Etienne Variot, co-fondateur de Rize : « Une centaine d’agriculteurs se sont engagés avec Rize, soit par l’intermédiaire de leur coopérative ou de leur négoce, soit en direct » (Crédit photo : Rize)
Etienne Variot, co-fondateur de Rize : « Une centaine d’agriculteurs se sont engagés avec Rize, soit par l’intermédiaire de leur coopérative ou de leur négoce, soit en direct » (Crédit photo : Rize)

Cette démarche n’est cependant qu’une option car Rize est aussi en relation avec des acteurs de terrain, des coopératives et négoces, des Chambres d’agriculture ou encore des associations d’agriculteurs avec lesquelles la jeune entreprise est susceptible d’accomplir les mêmes missions. Plusieurs coopératives (dont Agora) et des négoces (dont Agri Alternative et Agro-distribution Services) ont d’ores-et-déjà contractualisé avec Rize. La portée en termes de réduction d’émissions est suspendue aux diagnostics en cours de réalisation.

Un marché carbone encore timide

L’arrivée du label bas carbone en grandes cultures coïncide avec les premières évaluations technico-économiques de la démarche. En Champagne par exemple, sur un échantillon de dix exploitations, Terrasolis a mis en évidence, au plan strictement comptable, un bilan négatif sous le triple effet de la faiblesse du potentiel de réduction d’émissions (entre 0,5 t et 1,5 t équivalent CO2 par hectare), du prix de la tonne de CO2 et du coût de la transition.

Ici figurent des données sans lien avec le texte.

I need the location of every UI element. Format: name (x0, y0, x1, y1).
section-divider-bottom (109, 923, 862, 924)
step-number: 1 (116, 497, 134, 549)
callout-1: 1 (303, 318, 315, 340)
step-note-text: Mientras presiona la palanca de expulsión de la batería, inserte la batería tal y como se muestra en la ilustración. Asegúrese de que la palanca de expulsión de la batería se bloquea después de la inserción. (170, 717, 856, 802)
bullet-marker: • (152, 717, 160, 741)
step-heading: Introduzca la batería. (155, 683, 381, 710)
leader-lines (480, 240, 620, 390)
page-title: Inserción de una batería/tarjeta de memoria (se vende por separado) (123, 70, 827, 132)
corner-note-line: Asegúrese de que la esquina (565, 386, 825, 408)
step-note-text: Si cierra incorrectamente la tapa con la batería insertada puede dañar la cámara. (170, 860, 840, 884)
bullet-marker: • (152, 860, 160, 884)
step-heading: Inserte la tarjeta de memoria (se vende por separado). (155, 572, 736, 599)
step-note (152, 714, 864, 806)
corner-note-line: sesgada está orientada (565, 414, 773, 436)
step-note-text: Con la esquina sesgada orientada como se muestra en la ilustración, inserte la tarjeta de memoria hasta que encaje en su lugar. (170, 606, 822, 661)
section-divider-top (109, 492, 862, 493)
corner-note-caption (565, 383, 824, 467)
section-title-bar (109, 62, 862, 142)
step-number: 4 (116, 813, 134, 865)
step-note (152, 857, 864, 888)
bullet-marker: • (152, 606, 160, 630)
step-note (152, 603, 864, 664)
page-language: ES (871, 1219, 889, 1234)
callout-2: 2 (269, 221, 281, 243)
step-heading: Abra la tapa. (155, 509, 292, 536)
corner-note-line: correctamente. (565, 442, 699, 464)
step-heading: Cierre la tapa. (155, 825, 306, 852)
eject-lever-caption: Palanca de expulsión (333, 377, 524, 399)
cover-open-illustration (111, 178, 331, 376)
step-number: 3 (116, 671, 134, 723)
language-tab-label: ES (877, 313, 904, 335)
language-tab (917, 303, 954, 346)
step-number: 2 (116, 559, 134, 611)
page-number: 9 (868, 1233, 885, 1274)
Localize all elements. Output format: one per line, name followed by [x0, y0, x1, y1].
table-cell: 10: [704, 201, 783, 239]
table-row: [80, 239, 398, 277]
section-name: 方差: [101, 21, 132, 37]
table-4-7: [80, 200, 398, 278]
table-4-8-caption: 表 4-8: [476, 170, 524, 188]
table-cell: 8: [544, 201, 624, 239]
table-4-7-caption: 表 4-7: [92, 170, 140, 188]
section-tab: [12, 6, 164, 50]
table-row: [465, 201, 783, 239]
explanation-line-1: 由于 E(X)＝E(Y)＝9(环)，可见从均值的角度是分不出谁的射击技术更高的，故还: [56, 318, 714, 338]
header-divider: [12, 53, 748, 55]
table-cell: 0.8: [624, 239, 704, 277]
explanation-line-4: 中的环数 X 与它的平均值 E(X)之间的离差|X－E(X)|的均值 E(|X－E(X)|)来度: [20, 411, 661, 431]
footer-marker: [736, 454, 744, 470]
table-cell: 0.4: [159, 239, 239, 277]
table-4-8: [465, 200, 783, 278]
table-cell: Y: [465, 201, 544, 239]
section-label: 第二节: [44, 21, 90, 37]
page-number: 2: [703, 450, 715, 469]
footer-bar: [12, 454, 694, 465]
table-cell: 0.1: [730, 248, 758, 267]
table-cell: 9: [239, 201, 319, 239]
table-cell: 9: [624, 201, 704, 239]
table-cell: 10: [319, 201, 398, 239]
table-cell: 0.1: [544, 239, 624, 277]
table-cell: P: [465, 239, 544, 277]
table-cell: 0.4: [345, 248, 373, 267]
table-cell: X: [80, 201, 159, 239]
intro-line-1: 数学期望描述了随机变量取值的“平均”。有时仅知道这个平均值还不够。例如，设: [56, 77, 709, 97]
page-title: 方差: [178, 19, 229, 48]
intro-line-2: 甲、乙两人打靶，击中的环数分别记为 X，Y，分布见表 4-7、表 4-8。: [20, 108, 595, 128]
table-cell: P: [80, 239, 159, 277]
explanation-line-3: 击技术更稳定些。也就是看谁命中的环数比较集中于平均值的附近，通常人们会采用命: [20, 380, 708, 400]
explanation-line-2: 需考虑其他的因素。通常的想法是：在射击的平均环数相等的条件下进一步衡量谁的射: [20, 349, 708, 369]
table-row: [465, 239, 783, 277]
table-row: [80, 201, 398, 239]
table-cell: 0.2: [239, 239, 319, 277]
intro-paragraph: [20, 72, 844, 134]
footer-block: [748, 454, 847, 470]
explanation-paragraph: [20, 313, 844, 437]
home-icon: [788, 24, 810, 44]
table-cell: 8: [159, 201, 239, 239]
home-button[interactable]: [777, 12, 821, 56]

Selon une étude de l’INRAE, qui a analysé les différentes pratiques stockantes de carbone en grandes cultures (cultures intermédiaires, agroforesterie intraparcellaire, insertion et de l’allongement des prairies intermédiaires, semis direct, haies...), le stockage additionnel de carbone dans le sol génère dans tous les cas un coût additionnel pour l’agriculteur. « Les crédits carbones se sont pas un eldorado, confirme Etienne Variot. Mais c’est un mécanisme de financement de la transition, avec des leviers plus ou moins chers, plus ou moins rentables mais avec également des bénéfices agronomiques et écologiques pas forcément comptabilisés. Les crédits carbone ne sont qu’un élément de l’équation économique. Il faut également prendre en compte les autres financements à venir, tels que ceux provenant des filières et de la Pac, ainsi que la rentabilité interne à moyen terme à travers des performances agronomiques supérieures par une meilleure santé des sols ».

"Les acheteurs manifestent un vrai intérêt pour les projets agricoles, qui sont reconnus pour leur qualité"

Mais l’opérateur mise aussi sur un décollage des volumes et des prix d’achats des crédits carbone générés par l’agriculture. « La politique d’une entreprise repose sur le triptyque « mesurer, réduire, compenser », déclare Etienne Variot. On assiste à une maturité croissante sur les deux premiers volets et à un début d’engagement sur le troisième. Aux Etats-Unis mais aussi en Europe, de gros acteurs commencent à s’engager dans la compensation, en lien avec leurs objectifs de neutralité carbone. On est à la veille d’une croissance des volumes et des prix et les acheteurs manifestent un vrai intérêt pour les projets agricoles, qui sont reconnus pour leur qualité ».